The Great War still holds a fascination all of its own for countless millions. Ireland, with its strong traditions of folk and family memories, has particular reasons for remembering the co-incidence of the Great War with the Easter Rising and struggle for independence, and the subsequent Treaty and Partition of Ireland. It is estimated that 50,000 men from the Island of Ireland died fighting for the freedom of small nations in all the theatres of war from 1914-1918. Many were honoured, many were reviled, but all were remembered.


Since the official opening of the Messines Round Tower and Peace Park, and the substantial progress of the Northern Ireland Peace Process, the amount of interest being expressed by Irish people in the First World War has been quite overwhelming.

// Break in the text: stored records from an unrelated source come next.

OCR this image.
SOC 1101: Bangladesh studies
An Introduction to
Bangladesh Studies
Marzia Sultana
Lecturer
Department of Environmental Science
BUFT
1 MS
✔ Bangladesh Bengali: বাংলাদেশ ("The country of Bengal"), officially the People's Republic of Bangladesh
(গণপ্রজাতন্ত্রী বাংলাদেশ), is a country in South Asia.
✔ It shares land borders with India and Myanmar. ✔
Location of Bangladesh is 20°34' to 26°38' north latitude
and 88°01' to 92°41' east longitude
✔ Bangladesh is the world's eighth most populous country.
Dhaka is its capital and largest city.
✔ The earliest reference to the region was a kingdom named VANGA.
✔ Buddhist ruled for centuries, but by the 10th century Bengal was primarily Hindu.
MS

It is as if a dam-burst of silent concern and affection has been freed at last. Many people from Unionist and Nationalist backgrounds, who for whatever reason had previously rejected, suppressed, or never expressed personal interest in the subject, now have a deep longing to trace family involvement. Individual families, organisations and schools all organise visits to the battlefields, particularly in France and Flanders. Many organisations have come together to provide a primary reference service for families wishing to trace relatives' involvement in the great tragedy known as the Great War. In the Round Tower at Messines there is a list of all the men from the Island of Ireland who died in all the different theatres. John Condon was the youngest boy solider to die in the Great War. He was killed one week before his 14th birthday, in May 1915, as a result of a German gas attack on Mousetrap Farm in the Poelkapelle and Langemark area of Flanders. His body was only recovered in 1923, when he was identified by his solider number on his boot. The portion of the boot is now in the possession of his family in Waterford. He is buried in Poelkapelle Military Cemetery and his is the most visited grave on the Western Front.